With a president like George Bush whose decision making based on gut instincts was at first romanticized as the best way to decide between right and wrong but which has now been discredited as a poor comparison to carefully thinking through situations with the help of trusted, experience aides, one of which is the vice president, for McCain to roll another Bush-like hand grenade into the public discussion (namely Sarah Palin of Alaska) about of which direction the country should take now that President Bush has preemptively attacked two sovereign nations, replaced the budget surplus he inherited from former president Bill Clinton with record debt and used his executive powers to sanction spying on American citizens and the torturing of others, makes him, not Obama’s readiness to lead, the focus of voters, who by a nearly 80 percent margin believe the nation is on the wrong track going forward.   


The support of a governor like Strickland for Obama, who he said is the best choice to be America’s next president because “His plan to grow the economy and create new jobs is exactly the approach we need for Ohio,” makes a virtual unknown first-term governor whose total vote gathering so far is miniscule when compared to other candidates McCain could have chosen from, a burden not an asset.


Rasmussen's daily presidential tracking poll for Monday shows Obama leading McCain 47-44 ("leaners" included).
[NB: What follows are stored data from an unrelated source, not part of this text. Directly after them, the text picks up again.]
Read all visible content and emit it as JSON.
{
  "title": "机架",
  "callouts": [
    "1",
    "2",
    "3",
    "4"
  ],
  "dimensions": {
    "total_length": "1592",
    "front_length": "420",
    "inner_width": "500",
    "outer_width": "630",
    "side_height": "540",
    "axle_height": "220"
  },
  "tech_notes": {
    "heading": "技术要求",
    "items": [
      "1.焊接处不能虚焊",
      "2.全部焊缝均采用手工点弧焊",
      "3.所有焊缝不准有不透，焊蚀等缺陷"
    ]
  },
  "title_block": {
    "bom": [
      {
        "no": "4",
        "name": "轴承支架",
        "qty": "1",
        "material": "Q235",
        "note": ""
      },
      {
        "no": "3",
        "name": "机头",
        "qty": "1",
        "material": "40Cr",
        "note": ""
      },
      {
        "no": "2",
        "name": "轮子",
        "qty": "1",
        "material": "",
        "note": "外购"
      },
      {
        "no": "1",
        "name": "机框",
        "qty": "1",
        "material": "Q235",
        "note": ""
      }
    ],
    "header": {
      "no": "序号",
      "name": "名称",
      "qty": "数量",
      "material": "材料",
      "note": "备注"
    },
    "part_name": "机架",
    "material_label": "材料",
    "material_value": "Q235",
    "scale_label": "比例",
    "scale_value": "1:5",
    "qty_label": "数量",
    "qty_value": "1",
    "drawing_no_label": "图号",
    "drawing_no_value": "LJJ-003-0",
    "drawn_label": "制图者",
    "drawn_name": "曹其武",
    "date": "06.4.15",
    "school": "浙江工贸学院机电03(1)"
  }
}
Despite the closeness of the race at this point and despite the many months McCain has had to make his case and provide detailed plans for what he would do, how he would do it and where the money would come to do it and all the negative publicity for his rival, Obama still leads.


As the pick of Palin is further investigated, as we see in this article, which says the McCain campaign was not as truthful as it should have been about whether the FBI was involved in her vetting, the storm clouds now gathering could form its own eye and dump a lot of unwanted coverage on McCain and Republicans.


But in the end, McCain and Palin, will have to show they won’t be another four years of Bush/Cheney. With each of them having little (in McCain’s case) and no evidence (in Palin’s case) of having spoken out against the failure of the Bush years, Strickland’s statement that “Ohio’s future lies with Barack Obama—not four more years of the same failed Bush policies under John McCain” will be the score to beat.